Mais remettons au préalable cette histoire dans son cadre : l'Europe, encore hantée par le spectre du national socialisme allemand, peine encore à se remettre des deux Grandes Guerres et a parfois du mal à accepter de ne pas avoir l'exclusivité de l'horreur humaine. Car l’Amérique latine eut également son lot d'atrocités, y compris l'Argentine qui nous intéresse ici. Après des années de guerre civile, la junte militaire prit le pouvoir et instaura le Processus de réorganisation national. Sous ce nom pompeux se dissimule en fait un processus de terreur visant à éradiquer toute forme d'opposition : enlèvements, torture, exécutions arbitraires sont de la partie, sans oublier les non moins tristement célèbres escadrons de la mort.

« D’abord, nous tuerons tous les agents de la subversion, puis leurs collaborateurs et puis enfin leurs sympathisants ; ensuite viendront les indifférents et enfin pour terminer les indécis »

fin 1977, déclaration du général Ibérico Saint-Jean, gouverneur de Buenos Aires.

C'est donc dans ce joyeux contexte que s'ancre notre récit.
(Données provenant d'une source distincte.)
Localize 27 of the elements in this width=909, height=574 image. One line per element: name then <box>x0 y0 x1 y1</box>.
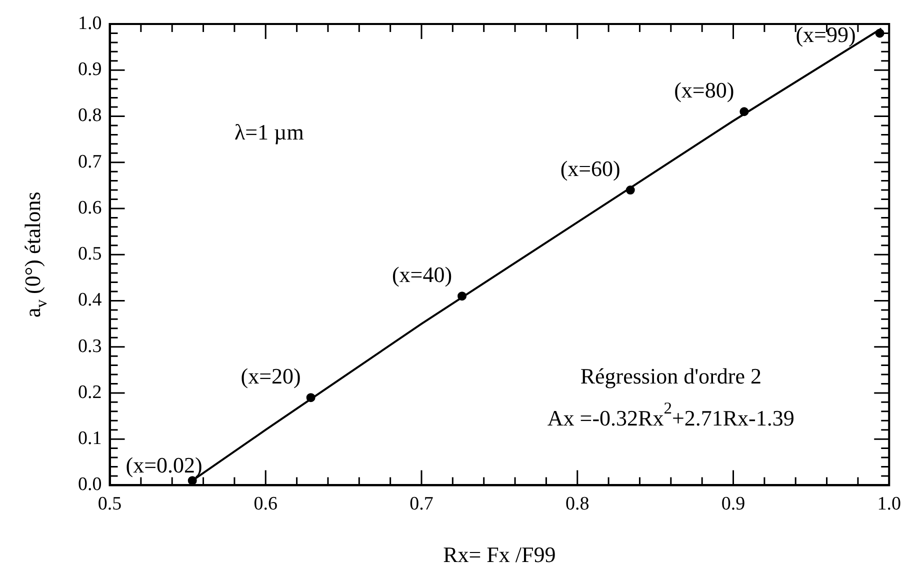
y-tick-label: 0.8 <box>78 105 102 126</box>
annotation: (x=99) <box>796 22 856 48</box>
x-tick-label: 0.5 <box>98 494 122 515</box>
y-tick-label: 1.0 <box>78 12 102 34</box>
annotation: Régression d'ordre 2 <box>580 364 762 389</box>
y-tick-label: 0.3 <box>78 336 102 357</box>
y-tick-label: 0.2 <box>78 382 102 403</box>
y-tick-label: 0.4 <box>78 290 102 311</box>
x-tick-label: 0.7 <box>410 494 434 515</box>
y-tick-label: 0.6 <box>78 197 102 218</box>
annotation: (x=20) <box>240 364 301 389</box>
y-axis-title: av (0°) étalons <box>20 192 51 318</box>
x-axis-title: Rx= Fx /F99 <box>443 542 556 567</box>
y-tick-label: 0.7 <box>78 151 102 172</box>
x-tick-label: 0.6 <box>254 494 278 515</box>
annotation: (x=0.02) <box>126 452 202 478</box>
y-tick-label: 0.1 <box>78 428 102 450</box>
x-tick-label: 0.9 <box>721 494 746 515</box>
y-tick-label: 0.5 <box>78 244 102 265</box>
annotation: (x=40) <box>392 262 452 288</box>
y-tick-label: 0.9 <box>78 59 102 80</box>
annotation: λ=1 µm <box>234 119 304 144</box>
annotation: (x=60) <box>560 156 620 182</box>
annotation: (x=80) <box>674 78 734 103</box>
x-tick-label: 0.8 <box>566 494 590 515</box>
x-tick-label: 1.0 <box>877 494 901 515</box>
y-tick-label: 0.0 <box>78 474 102 496</box>
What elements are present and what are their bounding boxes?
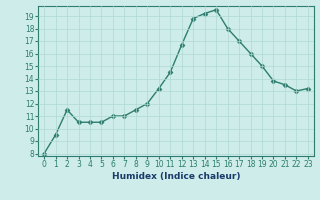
X-axis label: Humidex (Indice chaleur): Humidex (Indice chaleur) xyxy=(112,172,240,181)
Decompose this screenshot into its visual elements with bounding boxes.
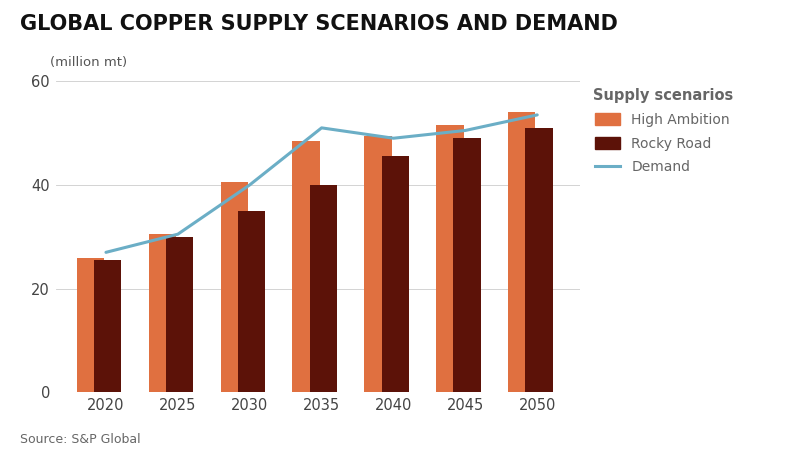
Bar — [453, 138, 481, 392]
Bar — [149, 234, 176, 392]
Text: Source: S&P Global: Source: S&P Global — [20, 433, 141, 446]
Legend: High Ambition, Rocky Road, Demand: High Ambition, Rocky Road, Demand — [592, 88, 733, 174]
Bar — [310, 185, 337, 392]
Text: GLOBAL COPPER SUPPLY SCENARIOS AND DEMAND: GLOBAL COPPER SUPPLY SCENARIOS AND DEMAN… — [20, 14, 618, 33]
Bar — [238, 211, 266, 392]
Bar — [436, 125, 463, 392]
Bar — [77, 258, 104, 392]
Bar — [220, 182, 248, 392]
Bar — [382, 156, 409, 392]
Bar — [508, 112, 535, 392]
Bar — [293, 141, 320, 392]
Bar — [94, 260, 122, 392]
Bar — [364, 136, 392, 392]
Bar — [525, 128, 553, 392]
Text: (million mt): (million mt) — [50, 56, 127, 69]
Bar — [166, 237, 193, 392]
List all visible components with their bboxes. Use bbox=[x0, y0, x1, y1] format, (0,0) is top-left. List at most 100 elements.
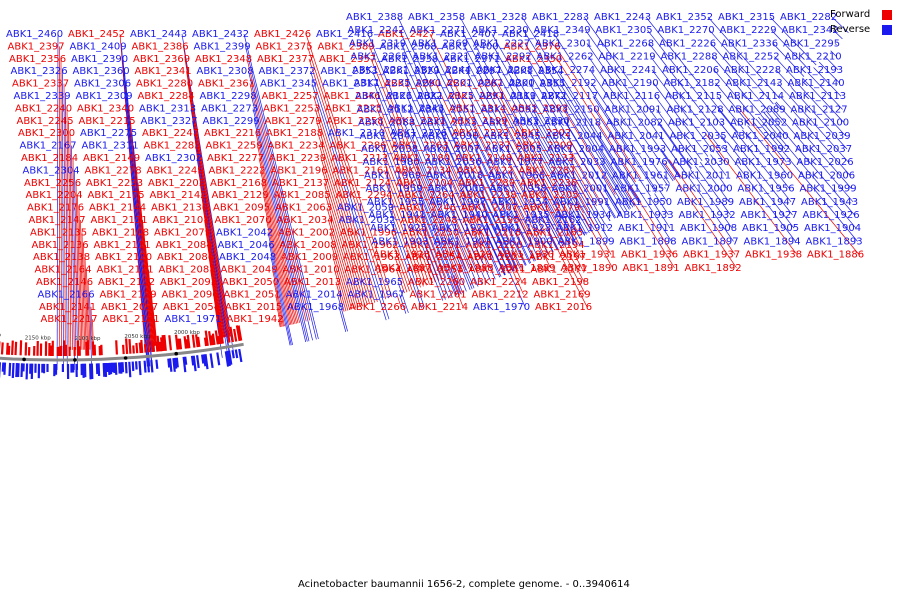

Notre héros, Elvio, est le fils du stricte et sévère colonel Aaron Guastivino, en charge des interrogatoires. Homme consciencieux et professionnel, ce dernier n'hésitait pas à ramener des devoirs à la maison et à affiner ses techniques de torture sur des poupées. Cette glorieuse figure paternelle morte pour son pays dans l'exercice de ses fonctions fut le terreau dans lequel germa la perversité d'Elvio et sa pédiophilie ; lorsque l'on t'as inculqué que l'Homme est chair, mensonges et fausseté, on ne peut dès lors trouver qu'attirante la calme perfection de ces objets à vocation ludique que sont les poupées. Car oui Elvio est amoureux, à la folie, de Luisita, une magnifique poupée ancienne.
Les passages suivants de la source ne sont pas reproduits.